A Department of Health and Social Care (DHSC) spokesperson said: ‘We have more nurses working in the NHS than ever before and are well over halfway towards the government’s target of recruiting 50,000 extra nurses by 2024.

‘Internationally trained staff have been part of the NHS since its inception in 1948 and continue to play a vital role, while also benefiting enormously from the opportunity to work in the NHS – both in terms of professional development and economically.
‘We do not actively recruit from any of these countries, and we have committed £20m towards programmes to strengthen the health workforce in a number of developing countries to support them to train, employ and retain a sufficient and skilled health workforce.’
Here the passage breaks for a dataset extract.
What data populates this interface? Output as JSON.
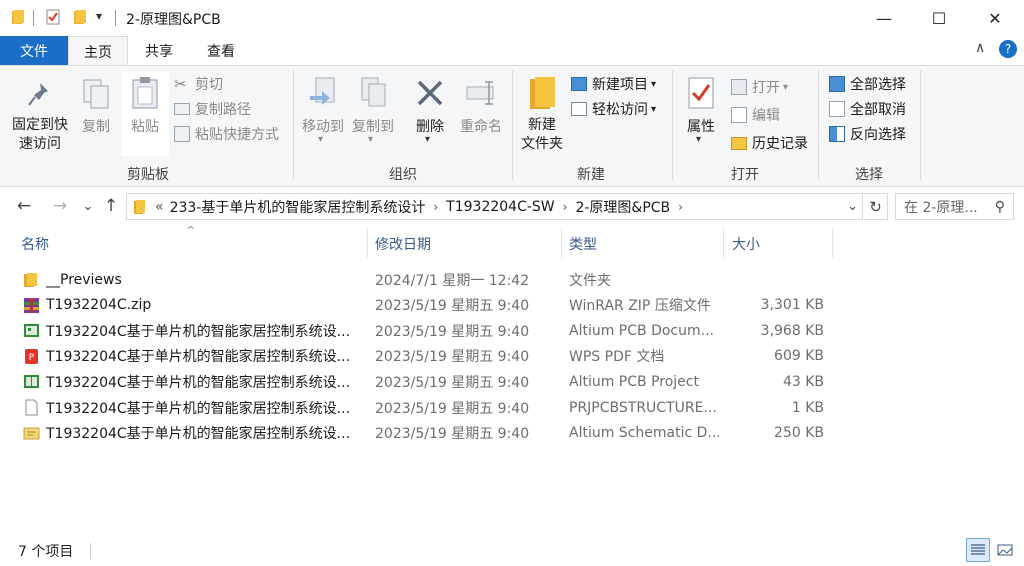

WHO guidance balances individuals’ rights to migrate and pursue their careers overseas with their government’s desire to protect their valued workforce. Therefore individuals from these 47 countries are able to apply for vacancies in the UK independently, the DHSC also pointed out, and added that it is ‘working hard to increase our homegrown supply of health and social care staff’.
The 14 red list countries the RCN found the UK is recruiting from are: Afghanistan, Bangladesh, Cameroon, Ethiopia, Gambia, Ghana, Lesotho, Malawi, Mauritius, Nepal, Niger, Nigeria, Pakistan, Papua New Guinea, Sierra Leone, Tanzania and Uganda.